Мне никогда не удастся написать это письмо тебе так, как мне бы хотелось написать его. Это не то письмо, которое я писала тебе в своей голове в течение этих последних дней. Если бы я только умела, я бы нарисовала тебе картину: у меня никогда не получалось хорошо выразить мысли на бумаге. Мне кажется, я не смогу сказать того, что хочу, я только надеюсь, что ты заполнишь пропуски.
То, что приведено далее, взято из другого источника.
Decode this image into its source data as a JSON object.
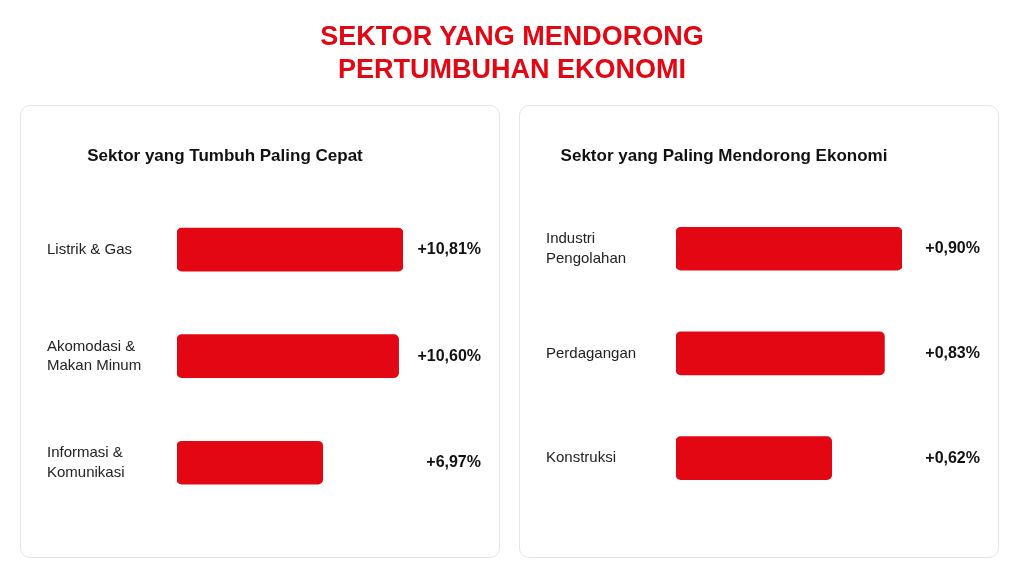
{
  "chart_data": [
    {
      "type": "other",
      "title": "SEKTOR YANG MENDORONG PERTUMBUHAN EKONOMI"
    },
    {
      "type": "bar",
      "orientation": "horizontal",
      "title": "Sektor yang Tumbuh Paling Cepat",
      "categories": [
        "Listrik & Gas",
        "Akomodasi & Makan Minum",
        "Informasi & Komunikasi"
      ],
      "values": [
        10.81,
        10.6,
        6.97
      ],
      "value_labels": [
        "+10,81%",
        "+10,60%",
        "+6,97%"
      ],
      "color": "#e30613",
      "legend": false,
      "tick_labels": "y"
    },
    {
      "type": "bar",
      "orientation": "horizontal",
      "title": "Sektor yang Paling Mendorong Ekonomi",
      "categories": [
        "Industri Pengolahan",
        "Perdagangan",
        "Konstruksi"
      ],
      "values": [
        0.9,
        0.83,
        0.62
      ],
      "value_labels": [
        "+0,90%",
        "+0,83%",
        "+0,62%"
      ],
      "color": "#e30613",
      "legend": false,
      "tick_labels": "y"
    }
  ]
}
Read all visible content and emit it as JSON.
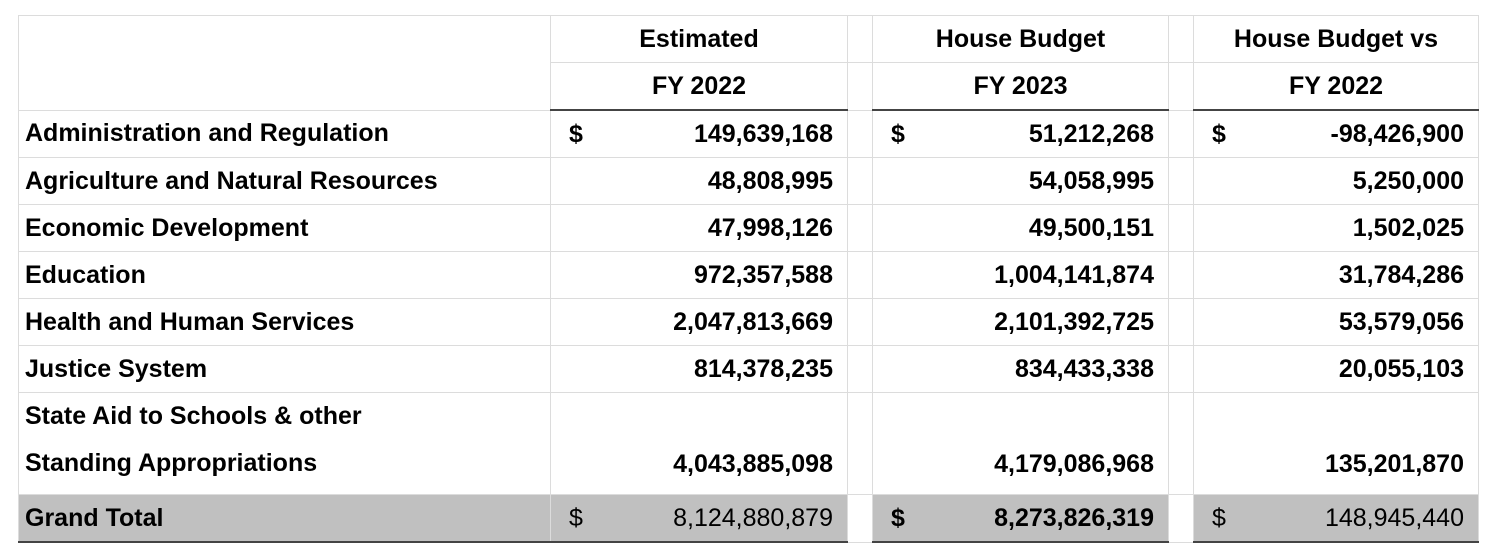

Мне будет не хватать тебя, ничто не сможет отнять того, что мы с тобой пережили. Мне дороги месяцы, которые мы провели вместе. Сейчас это предстает нереальным нагромождением событий — завтраков, обедов, звонков в обеденный перерыв, ночных сидений в «Электрике», прогулок в Кенсингтон Гарденс. Я не хочу, чтобы что-нибудь это испортило. Когда ты любил, значение имеет не время, а то, что все чувства и поступки имели тогда удвоенную силу. Для меня это был один из тех немногих промежутков, когда жизнь не протекала где-то еще. Я всегда буду находить тебя прекрасным, я никогда не забуду, как мне нравилось просыпаться и видеть тебя рядом. Мне просто не хочется и дальше причинять тебе боль. Я не вынесу, если наши отношения постепенно потеряют свежесть.
Не знаю, куда я теперь отправлюсь. Может быть, проведу рождественские каникулы в одиночестве или со своими родителями. Уилл скоро уезжает в Калифорнию, так что там будет видно. Не будь несправедлив к нему, не обвиняй его. Он относится к тебе с большой симпатией и бесконечно уважает тебя. Он был лишь симптомом, а не причиной того, что произошло. Прости меня за это несвязное письмо — его спутанность, может быть, напомнит о том, как мы с тобой жили. Прости меня, ты был слишком добр ко мне. Надеюсь, мы сможем остаться друзьями. Вся моя любовь…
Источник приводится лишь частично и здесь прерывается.